How can social accountability projects enhance citizen engagement to deliver pro-poor policy and practice changes in Africa? This report draws on five years’ of lessons and case studies from implementing the Mwananchi Governance and Transparency Programme in six African countries: Ethiopia, Ghana, Malawi, Sierra Leone, Uganda and Zambia. It argues that there are three major problems with the way social accountability initiatives are designed and implemented: failure to engage with the incentives at the heart of collective-action problems; theories of change that fail to take advantage of learning by doing; generic support to ‘cookie-cutter’ agents of change, rather than first identifying the right process to create change. It recommends more focus on understanding and analysing conflicting incentives, on engaging with contextual dynamics, and on processes of ‘interlocution’ which work to find solutions to collective action problems.
The report notes that each situation will require a context-specific change process in which selected actors, or interlocutors, can orchestrate changes in citizen-state relations at various levels. These processes can go beyond resolving the problem itself: they can address the incentives and rules from the wider environment (such as government policies or the allocation of aid). This should be the focus of social-accountability interventions.

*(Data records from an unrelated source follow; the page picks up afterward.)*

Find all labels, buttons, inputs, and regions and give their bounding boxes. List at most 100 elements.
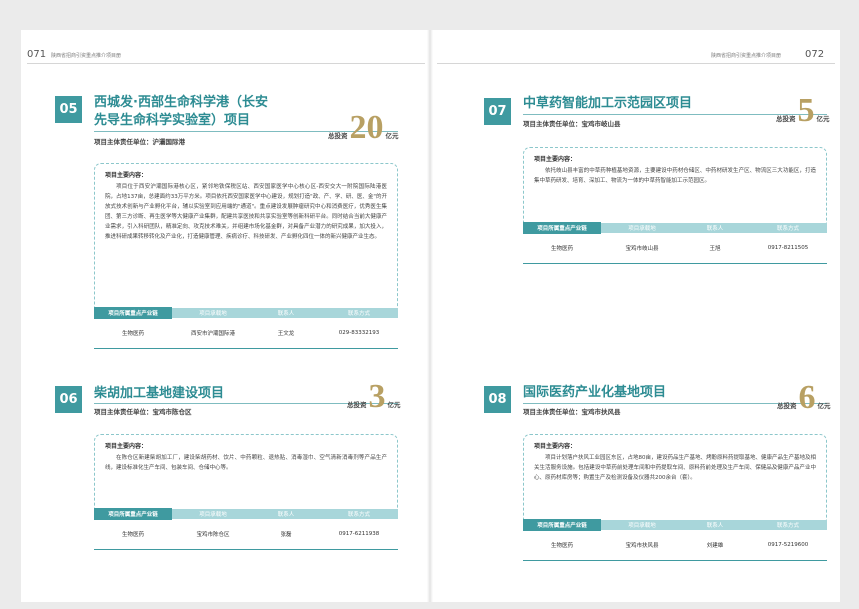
project-number-badge: 06 [55,386,82,413]
cell-contact: 王文龙 [277,331,295,337]
table-bottom-rule [523,263,827,264]
cell-location: 宝鸡市陈仓区 [196,532,230,538]
project-info-table: 项目所属重点产业链 项目承载地 联系人 联系方式 生物医药 西安市沪灞国际港 王… [94,307,398,349]
cell-location: 宝鸡市扶风县 [625,543,659,549]
cell-contact: 刘建雄 [706,543,724,549]
invest-label: 总投资 [347,401,367,409]
invest-label: 总投资 [328,132,348,140]
cell-phone: 0917-5219600 [767,542,809,548]
project-content-box: 项目主要内容： 项目位于西安沪灞国际港核心区，紧邻地铁保税区站、西安国家医学中心… [94,163,398,317]
cell-contact: 张磊 [280,532,292,538]
invest-unit: 亿元 [385,132,399,140]
col-phone: 联系方式 [776,523,799,529]
total-investment: 总投资 20 亿元 [328,109,399,146]
col-location: 项目承载地 [199,311,227,317]
cell-location: 宝鸡市岐山县 [625,246,659,252]
table-header: 项目所属重点产业链 项目承载地 联系人 联系方式 [523,519,827,531]
total-investment: 总投资 5 亿元 [776,92,830,129]
project-title-line2: 先导生命科学实验室）项目 [94,113,251,128]
project-info-table: 项目所属重点产业链 项目承载地 联系人 联系方式 生物医药 宝鸡市陈仓区 张磊 … [94,508,398,550]
page-number: 072 [805,49,825,60]
col-location: 项目承载地 [628,523,656,529]
content-text: 在陈仓区新建柴胡加工厂，建设柴胡药材、饮片、中药颗粒、退热贴、消毒湿巾、空气清新… [105,455,387,471]
responsible-unit: 项目主体责任单位：宝鸡市扶风县 [523,406,621,416]
unit-label: 项目主体责任单位： [94,408,153,416]
invest-unit: 亿元 [816,115,830,123]
cell-location: 西安市沪灞国际港 [190,331,235,337]
left-page: 071 陕西省招商引资重点推介项目册 05 西城发·西部生命科学港（长安 先导生… [21,30,430,602]
page-header: 陕西省招商引资重点推介项目册 [711,53,782,59]
col-contact: 联系人 [277,512,295,518]
table-bottom-rule [523,560,827,561]
cell-phone: 0917-6211938 [338,531,380,537]
table-row: 生物医药 宝鸡市扶风县 刘建雄 0917-5219600 [523,530,827,560]
total-investment: 总投资 3 亿元 [347,378,401,415]
project-number-badge: 07 [484,98,511,125]
responsible-unit: 项目主体责任单位：宝鸡市岐山县 [523,118,621,128]
col-phone: 联系方式 [776,226,799,232]
table-bottom-rule [94,348,398,349]
cell-contact: 王旭 [709,246,721,252]
col-phone: 联系方式 [347,311,370,317]
project-content-box: 项目主要内容： 项目计划落户扶风工业园区东区，占地80亩，建设药品生产基地、烤酚… [523,434,827,526]
unit-label: 项目主体责任单位： [523,120,582,128]
cell-phone: 0917-8211505 [767,245,809,251]
col-contact: 联系人 [706,226,724,232]
cell-phone: 029-83332193 [338,330,380,336]
col-location: 项目承载地 [199,512,227,518]
project-title: 柴胡加工基地建设项目 [94,386,225,401]
project-info-table: 项目所属重点产业链 项目承载地 联系人 联系方式 生物医药 宝鸡市扶风县 刘建雄… [523,519,827,561]
project-content-box: 项目主要内容： 在陈仓区新建柴胡加工厂，建设柴胡药材、饮片、中药颗粒、退热贴、消… [94,434,398,516]
content-label: 项目主要内容： [105,443,148,450]
responsible-unit: 项目主体责任单位：宝鸡市陈仓区 [94,406,192,416]
content-text: 依托岐山县丰富的中草药种植基地资源，主要建设中药材仓储区、中药材研发生产区、物流… [534,168,816,184]
unit-value: 沪灞国际港 [152,138,186,146]
project-title-line1: 西城发·西部生命科学港（长安 [94,95,268,110]
col-contact: 联系人 [706,523,724,529]
col-location: 项目承载地 [628,226,656,232]
content-text: 项目计划落户扶风工业园区东区，占地80亩，建设药品生产基地、烤酚原料药提取基地、… [534,455,817,481]
unit-label: 项目主体责任单位： [523,408,582,416]
page-number: 071 [27,49,47,60]
table-bottom-rule [94,549,398,550]
brochure-spread: 071 陕西省招商引资重点推介项目册 05 西城发·西部生命科学港（长安 先导生… [21,30,840,602]
table-header: 项目所属重点产业链 项目承载地 联系人 联系方式 [523,222,827,234]
invest-value: 5 [797,92,815,129]
table-row: 生物医药 宝鸡市岐山县 王旭 0917-8211505 [523,233,827,263]
content-label: 项目主要内容： [534,443,577,450]
invest-label: 总投资 [776,115,796,123]
page-header: 陕西省招商引资重点推介项目册 [51,53,122,59]
cell-industry-chain: 生物医药 [121,532,144,538]
table-row: 生物医药 宝鸡市陈仓区 张磊 0917-6211938 [94,519,398,549]
project-content-box: 项目主要内容： 依托岐山县丰富的中草药种植基地资源，主要建设中药材仓储区、中药材… [523,147,827,229]
table-header: 项目所属重点产业链 项目承载地 联系人 联系方式 [94,508,398,520]
cell-industry-chain: 生物医药 [550,246,573,252]
responsible-unit: 项目主体责任单位：沪灞国际港 [94,136,185,146]
unit-value: 宝鸡市岐山县 [581,120,621,128]
invest-value: 20 [349,109,384,146]
project-number-badge: 05 [55,96,82,123]
table-header: 项目所属重点产业链 项目承载地 联系人 联系方式 [94,307,398,319]
col-contact: 联系人 [277,311,295,317]
cell-industry-chain: 生物医药 [550,543,573,549]
unit-label: 项目主体责任单位： [94,138,153,146]
invest-label: 总投资 [777,402,797,410]
invest-value: 3 [368,378,386,415]
project-info-table: 项目所属重点产业链 项目承载地 联系人 联系方式 生物医药 宝鸡市岐山县 王旭 … [523,222,827,264]
unit-value: 宝鸡市扶风县 [581,408,621,416]
project-number-badge: 08 [484,386,511,413]
content-label: 项目主要内容： [105,172,148,179]
invest-unit: 亿元 [817,402,831,410]
cell-industry-chain: 生物医药 [121,331,144,337]
table-row: 生物医药 西安市沪灞国际港 王文龙 029-83332193 [94,318,398,348]
right-page: 陕西省招商引资重点推介项目册 072 07 中草药智能加工示范园区项目 项目主体… [431,30,840,602]
invest-unit: 亿元 [387,401,401,409]
header-rule [437,63,835,64]
project-title: 国际医药产业化基地项目 [523,385,667,400]
content-text: 项目位于西安沪灞国际港核心区，紧邻地铁保税区站、西安国家医学中心核心区-西安交大… [105,184,387,240]
col-phone: 联系方式 [347,512,370,518]
header-rule [27,63,425,64]
invest-value: 6 [798,379,816,416]
unit-value: 宝鸡市陈仓区 [152,408,192,416]
project-title: 中草药智能加工示范园区项目 [523,96,693,111]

Experience from the Mwananchi programme suggests that effective citizen engagement that transforms citizen-state relationships in favour of the poor requires understanding of and support for ‘interlocution processes’, then ‘interlocutors’, which work to find solutions to collective action problems. It is important to focus, not on actors and categories of actors, but on the relationships that can enable actors to facilitate, or even enforce, change. Accountability grows out of these relationships; it is cultivated through both the informal and the procedural rules of the game, and their enforcement. This in turn helps to deliver sustainability, in time leading to the ‘answerabililty’ of public-office holders: the legal or political obligation of the state to justify decisions to the public. The report recommends:
- Treating social-accountability projects as policy experiments: showing what a good policy would look like and how it could be implemented effectively; also investing in this process
- Viewing social accountability as learning to build trust-based relationships: allowing local realities and relationships, rather than imported social-accountability tools, to be the primary drivers of change
- A level playing-field for marginalised citizens: promoting rules that provide political leverage either directly to the poor or to elite interests in such a way that there is benefit for both them and the poor
- Gradual movement from ‘accountability as responsiveness’ to ‘accountability as answerability’: using sanctions developed by actors in a relationship of trust during the process of solving the collective-action problem, with appropriate measures for mitigating risks. In most of the Mwananchi projects, so-called ‘accountability’ often just involved a public-office holder providing what communities were asking for as if to silence their voices, rather than being answerable for agreed performance to particular standards.